I own my home, with a $70,000 balance left on my mortgage. My mortgage payment (not including property taxes) is $457 biweekly. The current market value of my home is about $325,000. 

In terms of investments, I have $39,000 in two RRSPs (current employer plan and a small amount from a prior employer), plus about $250,000 in RRSPs with my bank.

I have no TFSA.

I would like to retire at 63, or at least reduce my work hours, and I have no idea if either is possible. I can work as long as I like, even past 65 if I choose. I recently started taking Fridays off but keeping my production the same, with no decrease in earnings. I am considering reducing to three days this fall, and continuing with that schedule until I retire.
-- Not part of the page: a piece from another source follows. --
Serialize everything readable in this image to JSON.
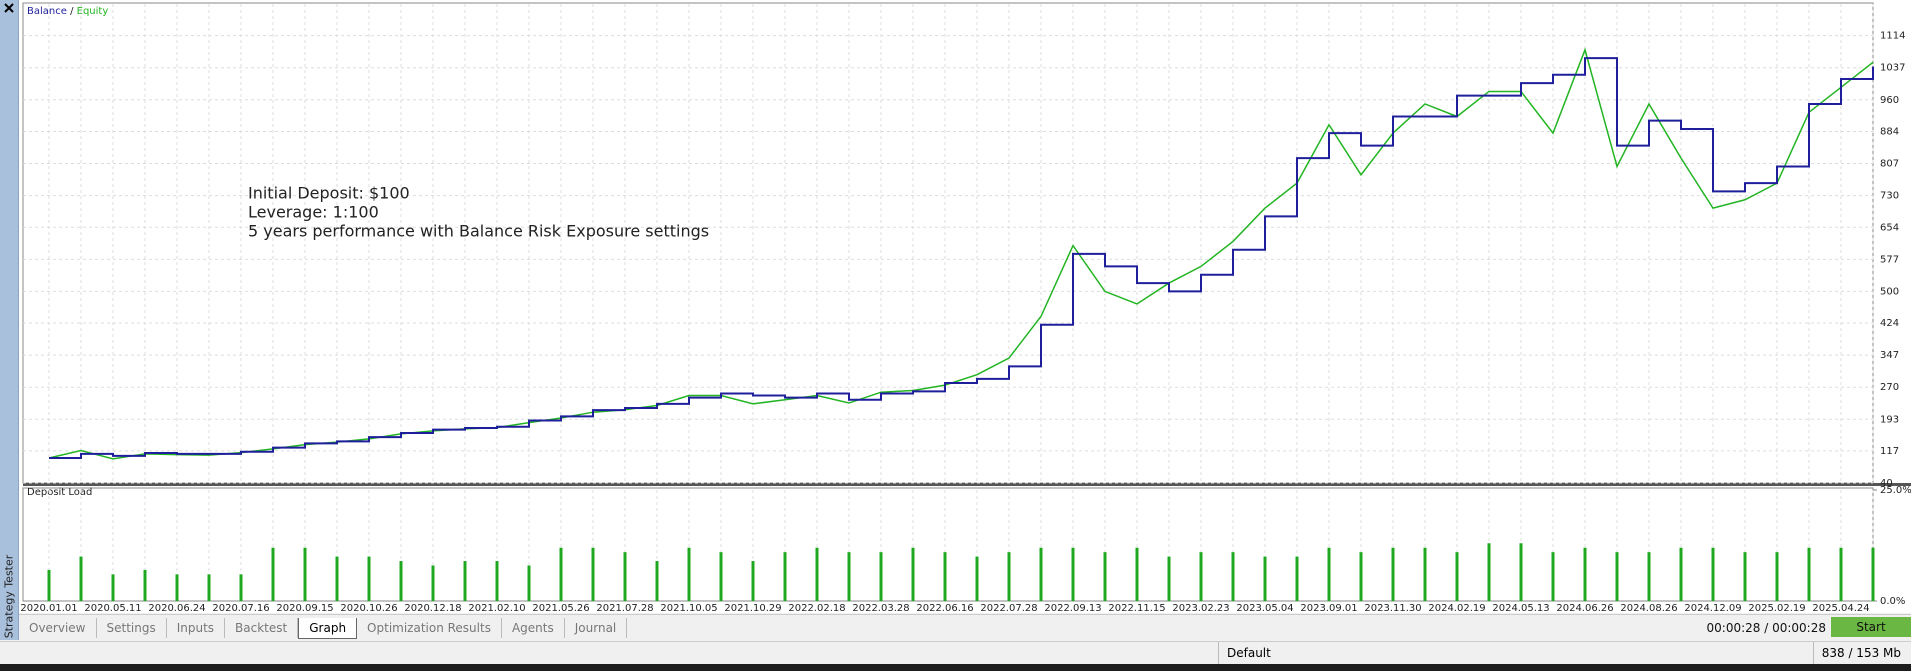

While I’ve considered downsizing, I’m not really ready to sell my home: I love outdoor space and my pool, and I’ve redone the entire house over the last 17 years. I do have extra space for sharing or renting out (a possibility for one of my sisters, who is around my age). I have also wondered about buying an income property or going in with my youngest son, who is 25. My eldest, at 37, has a full-time career, while my middle child, at 29, attends nursing school out of town. I have no grandchildren and don’t expect any in the next few years.

I contribute about $15,000 to $18,000 to RRSPs at tax time. The tax refund (which ranges $10,000 to $12,000) goes all or mostly towards my highest line of credit, which was as high as $52,000 but is now at $26,000. I also have about $8,000 in credit card debt, and another LOC at about $8,000.

In addition, I have $5,000 in savings, which I have thought to put towards paying down my LOC, or tax owing on my 2018 return (which I have yet to file).